⑴ 外国人労働者の受け入れを拡大する改正出入国管理法が、今年の4月1日から施行されます。
今回の改正の最大のポイントは、「在留資格の新設」です。外国人の方が日本で就労するためには、「在留資格」を得て、日本に入国・滞在する必要があります。改正出入国管理法は、人手不足解消のため、この在留資格を広げようというものです。なお、改正に伴い、入国管理局は、「出入国在留管理庁」という名称・機関に変更となり「格上げ」されました。
⑵ 在留資格は出入国管理法に規定されています。これまでの在留資格は、「外交」「法律・会計業務」「研究」「報道」などと細かく分かれていて、資格取得のための要件もそれぞれ異なります。
今回の改正では、新たな在留資格として、2段階の「特定技能」が新設されました(特定技能1号と特定技能2号)。
対象業種は、1号は農業、介護、外食、宿泊、建設、造船・舶用工業、自動車整備業、航空業、ビルクリーニング業など14業種、2号は建設業、造船・舶用工業の2業種となります。
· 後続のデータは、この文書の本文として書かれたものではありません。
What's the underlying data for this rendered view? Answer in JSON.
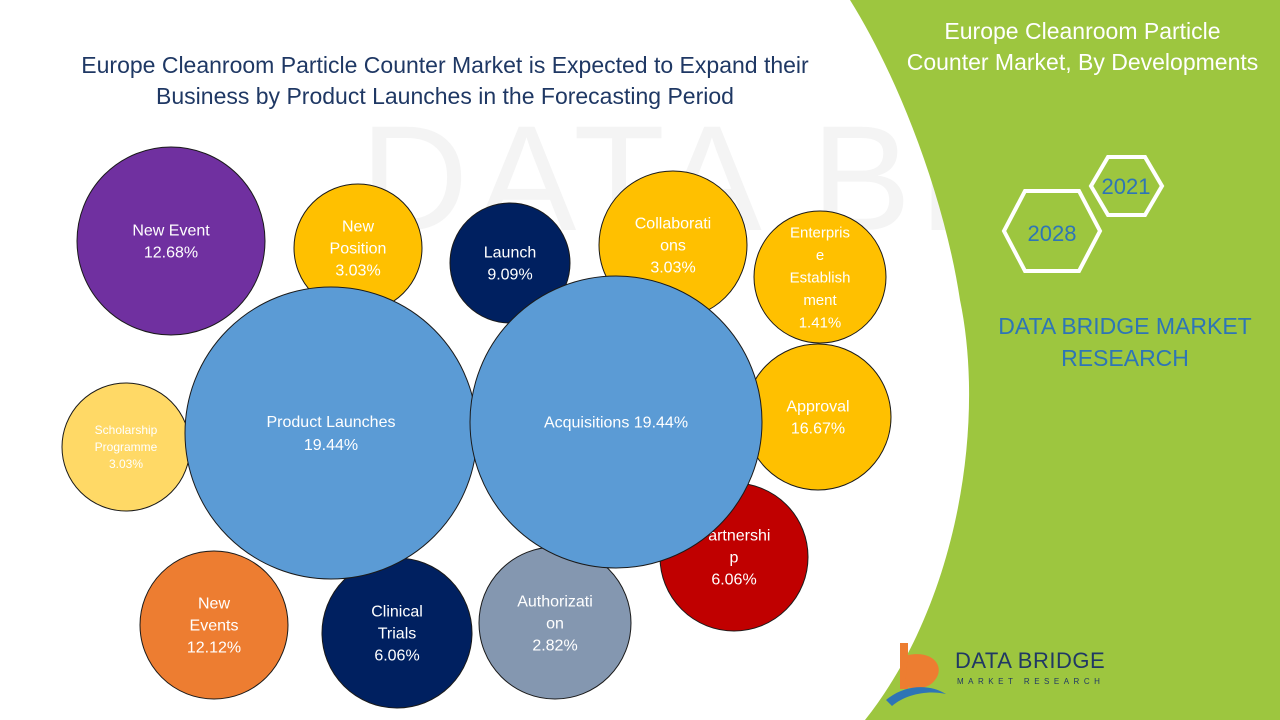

⑶「特定技能」資格の特徴としては、以下のようなものが挙げられます。
① 相当程度の技能を持つと認定された業種間であれば転職することも可能。
② 「特定技能1号」の場合は、最長滞在年数は5年、「特定技能2号」になれば永住も可能。
③ 「特定技能1号」の場合は日本に家族を呼ぶことはできないが、「特定技能2号」になれば呼ぶことが可能。
④ 在留中に日本で資格を取得するなど,状況が変われば他の在留資格へ変更することも可能。
⑤ 原則として勤務先企業が直接雇用する。
⑥ 元々、技能実習生として日本にいた方も取得可能。
⑦ 1号も2号も、一定の知識や技能が要求される。2号は、「熟練した」知識と経験が必要なので取得のハードルは高い。また、どちらも一定程度の日本語能力が必要。
⑧ 「技能実習生制度」とは全く違う制度
⑨ 分野によって、監督官庁が課す試験がある。
⑷ 今回の改正によって、いわゆる「単純労働」にあたる仕事について、広く外国人を雇用できるようになりました。ただ、特定技能ビザでの受け入れは、登録支援機関を通じて受け入れ手続をすることになろうかと思いますが、まだ法律が施行したばかりで法務省からの情報が乏しく、具体的な手続きが見えない状況です。
ただ、いずれにしても入管法への十分な理解のないまま外国人を雇用してしまうと、場合によって不法就労助長罪などの法令違反を犯してしまい、企業のコンプライアンス違反を問われることにもなりかねません。外国人を雇用する予定のある企業の方は、入管法に十分な注意を払っておくことが必要かと思います。